La demande qui m’a été faite par le comité
organisateur de ce colloque est de tenter d’éclairer cette question : Pourquoi plus 100 ans de blocages ?
dans l’élaboration de dispositifs et de procédures qui viendraient placer la
déontologie plus au centre de la régulation des rapports professionnels et
sociaux qu’elle ne l’est aujourd’hui.
Pour répondre à cette demande, je me propose
d’exposer ce que je crois être la place du discours sur la morale
professionnelle dans la construction de l’identité collective des journalistes.
Comme tout métier, l’exercice au quotidien du
journalisme implique le réglage de relations avec trois instances :
- les destinataires, clients, publics
- les fournisseurs, mandants, sources,
- les collègues, concurrents, pairs
Tout praticien d’un métier règle ses relations avec
ces instances en référence à trois cadres :
- les routines de travail
- les lois et les règlements
- les représentations de soi (individuelles et
collectives)
Autrement dit, par exemple, un journaliste établit
sa relation à une source dans un cadre légal qu’il se doit de respecter (ne pas
diffamer), en reproduisant des habitudes de travail sédimentées par le
collectif et l’histoire (ne pas accepter de contrepartie), sans déroger à
l’idée personnelle et partagée sur ce qu’il doit être et faire (maintenir la
distance tout en restant au contact).
La représentation passe pour l’essentiel par un
discours : sur soi, sur les autres, sur les relations à l’altérité. Chez
les journalistes, ce discours a considérablement investi le champ de la morale
professionnelle, plus que tout autre (par exemple le rôle social, l’apport
démocratique, la compétence, la technique).
La technique a été, un temps (à partir des années
60), un argument dont se sont saisi les journalistes pour légitimer leur
autonomie et leur expertise propre de généralistes de l’information. Fut une
époque récente où les journalistes, en compétition avec les experts de toutes
les spécialités qui envahissaient l’univers médiatique (les news magazines, la
télévision), ont fait valoir que le journalisme était une pratique normée,
basée sur des techniques et des technologies, qui garantissaient l’objectivité
de la démarche et du résultat, et que tout le monde ne pouvait pas posséder.
Mais ce discours est largement enfoncé avec l’avènement de l’internet.
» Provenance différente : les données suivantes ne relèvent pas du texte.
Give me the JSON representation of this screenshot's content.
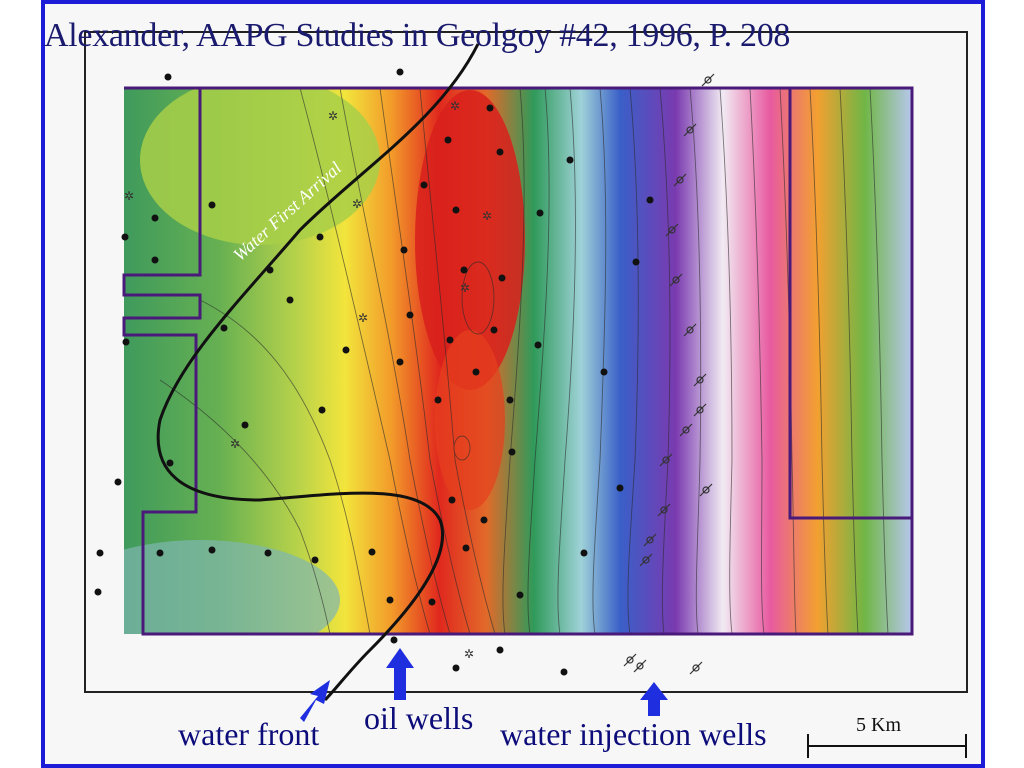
{
  "slide": {
    "citation": "Alexander, AAPG Studies in Geolgoy #42, 1996, P. 208",
    "map_labels": {
      "water_first_arrival": "Water First Arrival"
    },
    "annotations": {
      "water_front": "water front",
      "oil_wells": "oil wells",
      "water_injection_wells": "water injection wells"
    },
    "scale_bar": "5 Km",
    "colors": {
      "border": "#1c1cd8",
      "arrow": "#1f2fe0",
      "label": "#0c0c7a"
    }
  }
}
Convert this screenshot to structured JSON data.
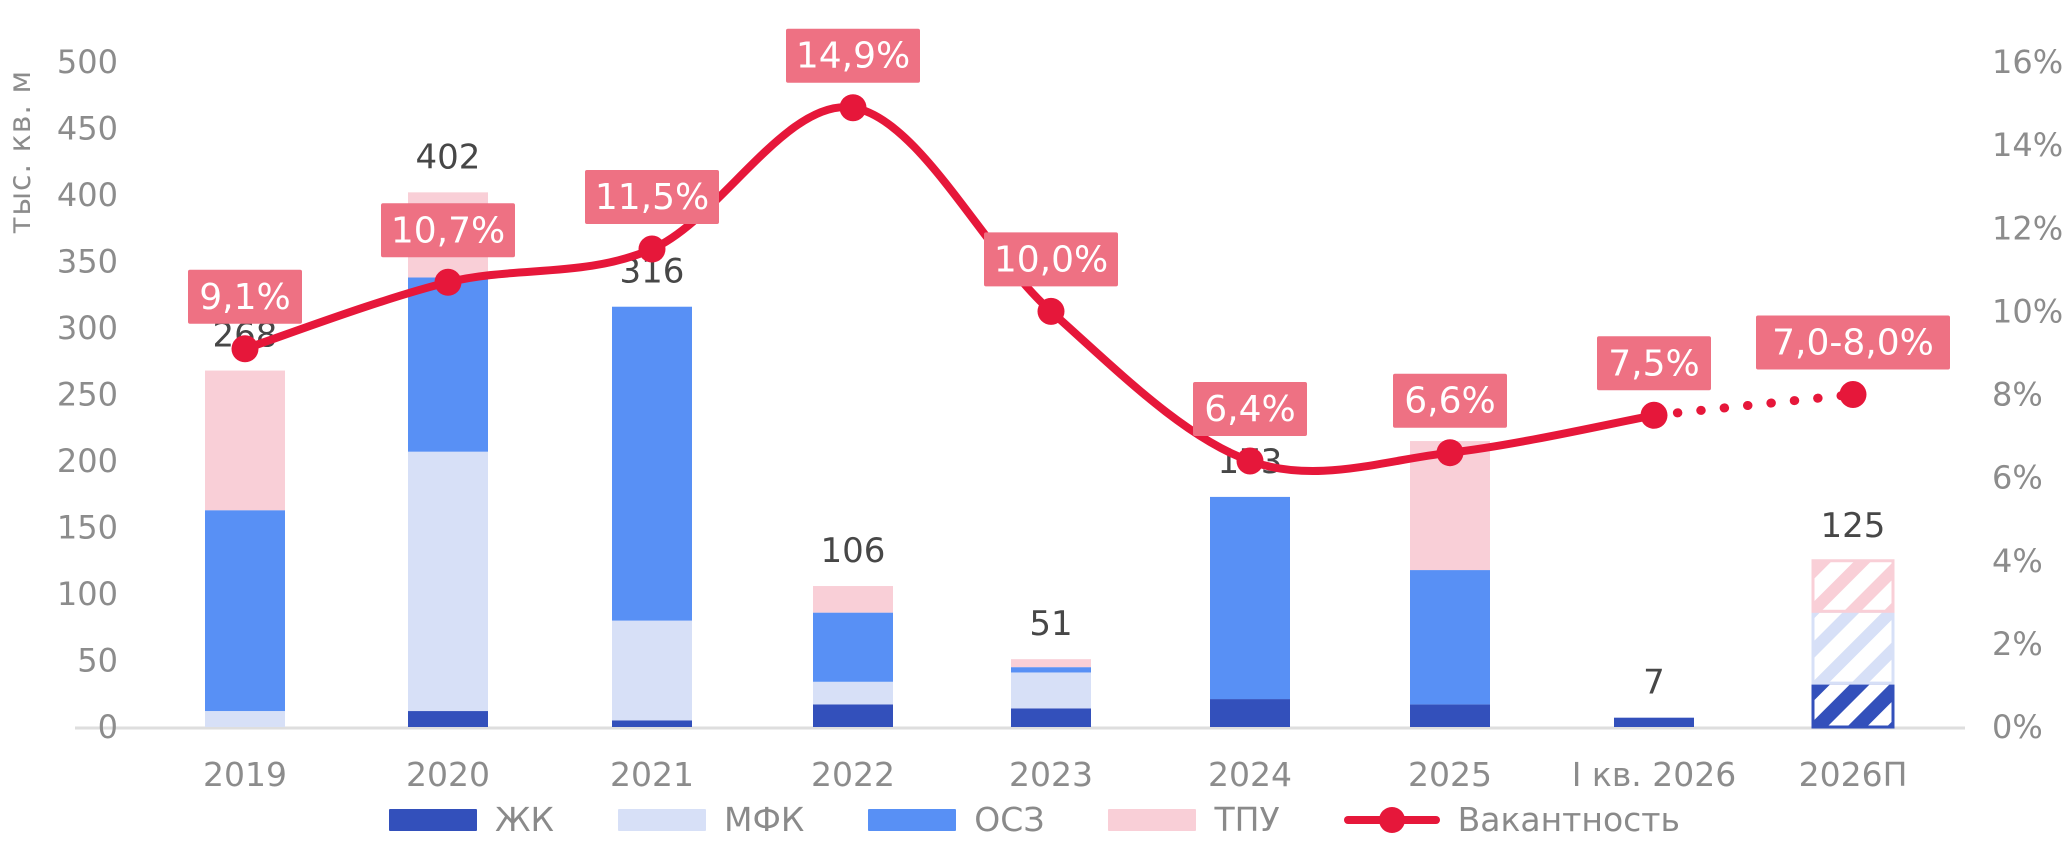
{
  "chart_data": {
    "type": "combo-stacked-bar-line",
    "categories": [
      "2019",
      "2020",
      "2021",
      "2022",
      "2023",
      "2024",
      "2025",
      "I кв. 2026",
      "2026П"
    ],
    "bar_series": [
      {
        "name": "ЖК",
        "color": "#3350bb",
        "values": [
          0,
          12,
          5,
          17,
          14,
          21,
          17,
          7,
          33
        ]
      },
      {
        "name": "МФК",
        "color": "#d7e0f7",
        "values": [
          12,
          195,
          75,
          17,
          27,
          0,
          0,
          0,
          54
        ]
      },
      {
        "name": "ОСЗ",
        "color": "#5890f5",
        "values": [
          151,
          131,
          236,
          52,
          4,
          152,
          101,
          0,
          0
        ]
      },
      {
        "name": "ТПУ",
        "color": "#f9cfd7",
        "values": [
          105,
          64,
          0,
          20,
          6,
          0,
          97,
          0,
          38
        ]
      }
    ],
    "bar_total_labels": [
      "268",
      "402",
      "316",
      "106",
      "51",
      "173",
      "",
      "7",
      "125"
    ],
    "hatched_category_index": 8,
    "line_series": {
      "name": "Вакантность",
      "color": "#e6173a",
      "values_pct": [
        9.1,
        10.7,
        11.5,
        14.9,
        10.0,
        6.4,
        6.6,
        7.5,
        8.0
      ],
      "labels": [
        "9,1%",
        "10,7%",
        "11,5%",
        "14,9%",
        "10,0%",
        "6,4%",
        "6,6%",
        "7,5%",
        "7,0-8,0%"
      ],
      "forecast_dotted_from_index": 7
    },
    "left_axis": {
      "title": "тыс. кв. м",
      "min": 0,
      "max": 500,
      "step": 50,
      "ticks": [
        "0",
        "50",
        "100",
        "150",
        "200",
        "250",
        "300",
        "350",
        "400",
        "450",
        "500"
      ]
    },
    "right_axis": {
      "min": 0,
      "max": 16,
      "step": 2,
      "ticks": [
        "0%",
        "2%",
        "4%",
        "6%",
        "8%",
        "10%",
        "12%",
        "14%",
        "16%"
      ]
    },
    "legend_order": [
      "ЖК",
      "МФК",
      "ОСЗ",
      "ТПУ",
      "Вакантность"
    ],
    "colors": {
      "badge_bg": "#ee7183",
      "badge_text": "#ffffff",
      "total_label": "#474747",
      "axis_text": "#8c8c8c",
      "baseline": "#dedede",
      "background": "#ffffff"
    },
    "grid": "off",
    "legend_position": "bottom"
  }
}
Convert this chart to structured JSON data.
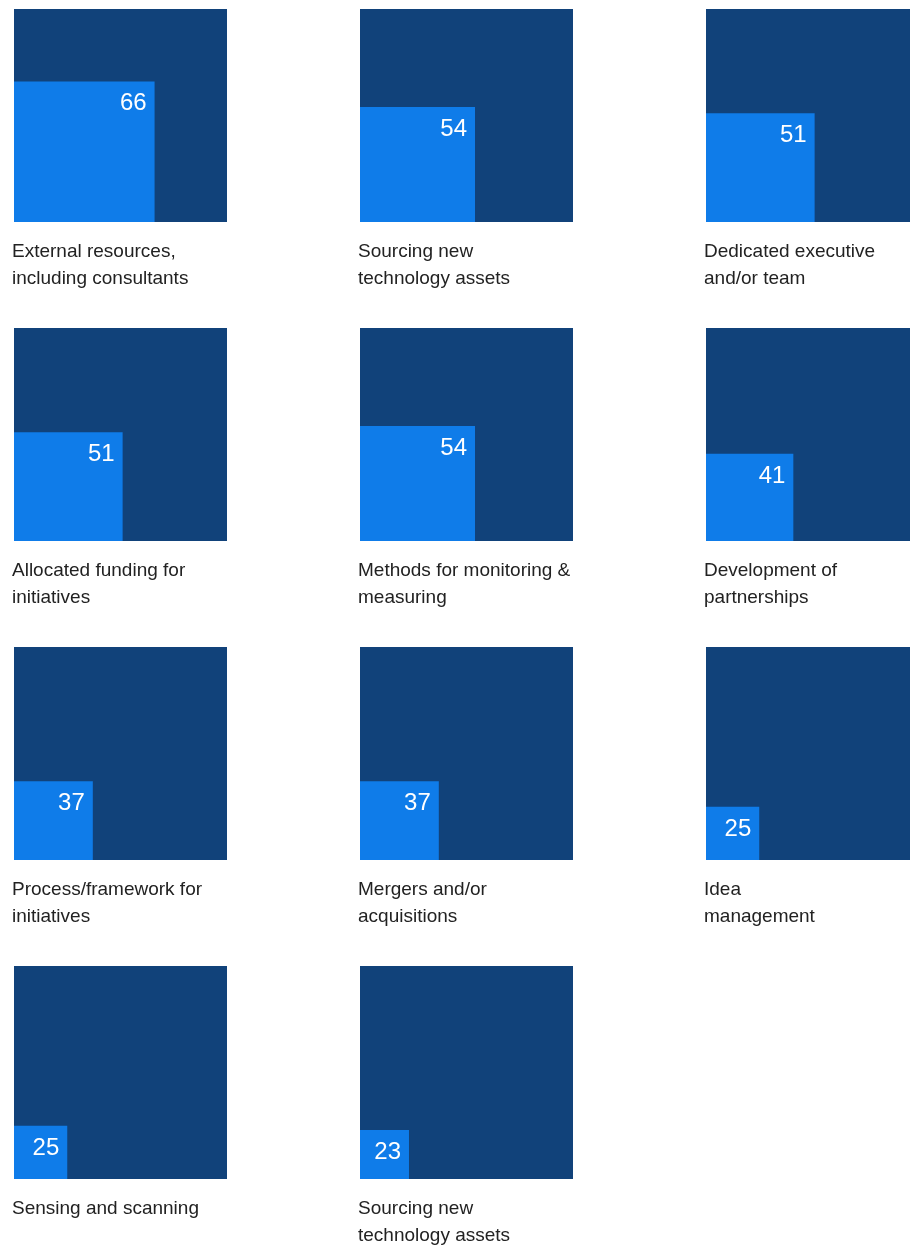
{
  "chart_data": {
    "type": "other",
    "categories": [
      "External resources,\nincluding consultants",
      "Sourcing new\ntechnology assets",
      "Dedicated executive\nand/or team",
      "Allocated funding for\ninitiatives",
      "Methods for monitoring &\nmeasuring",
      "Development of\npartnerships",
      "Process/framework for\ninitiatives",
      "Mergers and/or\nacquisitions",
      "Idea\nmanagement",
      "Sensing and scanning",
      "Sourcing new\ntechnology assets"
    ],
    "values": [
      66,
      54,
      51,
      51,
      54,
      41,
      37,
      37,
      25,
      25,
      23
    ],
    "color": "#0f7ce9",
    "data_labels": true
  }
}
Reste la déontologie, qui est le fil d’Ariane du
discours identitaire des journalistes français, depuis le 19e, depuis les
premières associations (1879) et les congrès internationaux (fin 19e), et qui
traverse tous les épisodes de la construction identitaire des journalistes.
Pourquoi cette importance ? J’ai cru un temps que les journalistes
tentaient, tel Sisyphe, de remonter éternellement le crédit de leur métier, de
laver sans fin une salissure originelle qu’on lit tant dans les mots de ceux
qui ne les aiment pas, sans doute parce qu’ils leur ressemblent trop. Oui, les
journalistes ont désespérément voulu être reconnus, aimés, respectés,
notabilisés. Et ils y sont parvenus, et cet inlassable effort pour remonter
l’estime du métier au sommet des valeurs sociales aurait dû cesser.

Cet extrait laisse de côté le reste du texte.